Japan, Korea, Taiwan etc aren't Western countries.

Well. I guess most chinese people agree that "freedom of thought/speech" is a great thing. Actually, Chinese people did enjoy most of this freedom now except one thing "Promote one person, one vote and multi-party" political system in public.

Korea and Taiwan got their best economic growth stage when they are in an authoritarian stage. China is still in this stage.

Japan is an interesting story worths to study.

Besides these countries, there are many countries, such as many in Africa, doesn't become better after the democratic process.

The Chinese government has a point that "Let's concentrate and grow the economic first.
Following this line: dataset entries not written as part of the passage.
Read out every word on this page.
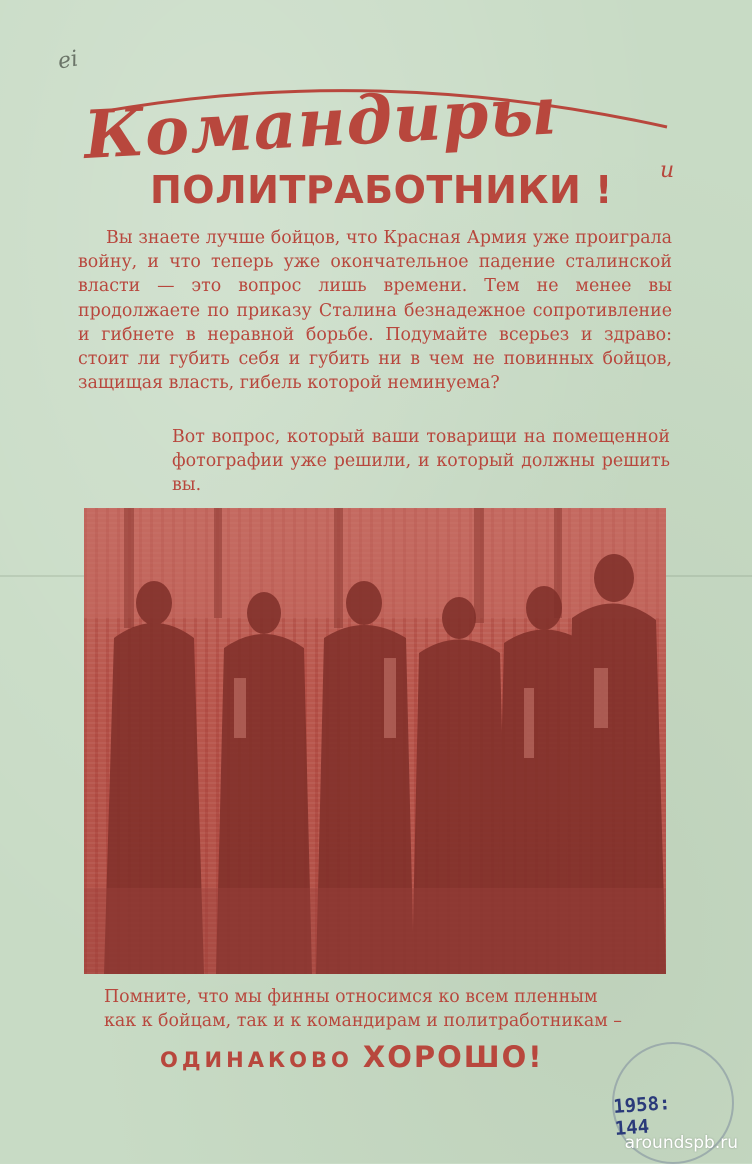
ei
Командиры	и
ПОЛИТРАБОТНИКИ !
Вы знаете лучше бойцов, что Красная Армия уже проиграла войну, и что теперь уже окончательное падение сталинской власти — это вопрос лишь времени. Тем не менее вы продолжаете по приказу Сталина безнадежное сопротивление и гибнете в неравной борьбе. Подумайте всерьез и здраво: стоит ли губить себя и губить ни в чем не повинных бойцов, защищая власть, гибель которой неминуема?
Вот вопрос, который ваши товарищи на помещенной фотографии уже решили, и который должны решить вы.
Помните, что мы финны относимся ко всем пленным
как к бойцам, так и к командирам и политработникам –
ОДИНАКОВО ХОРОШО!
1958:
144
aroundspb.ru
After everybody has a much better economic status, we can consider other things". I think they did have a good point on it.

I found this to be quite condescending -- "lower levels of Maslow hierarchy".

Have you considered that perhaps most Chinese people are "made unready" for democracy simply because of the extreme suppressions by an authoritarian regime?

Or have you considered that perhaps food, shelter, and openness are not mutually exclusive -- that one must have one in order to have another?

But it's true, equally so for the U.S., by the way. People with high income are twice as likely to participate in the democratic process as poor people: https://en.wikipedia.org/wiki/Voter_turnout_in_the_United_St...

It also makes perfect sense if you look at the post-medieval revival of the democratic idea: It was the emerging middle-class, rich people, who demanded participation in the governing processes.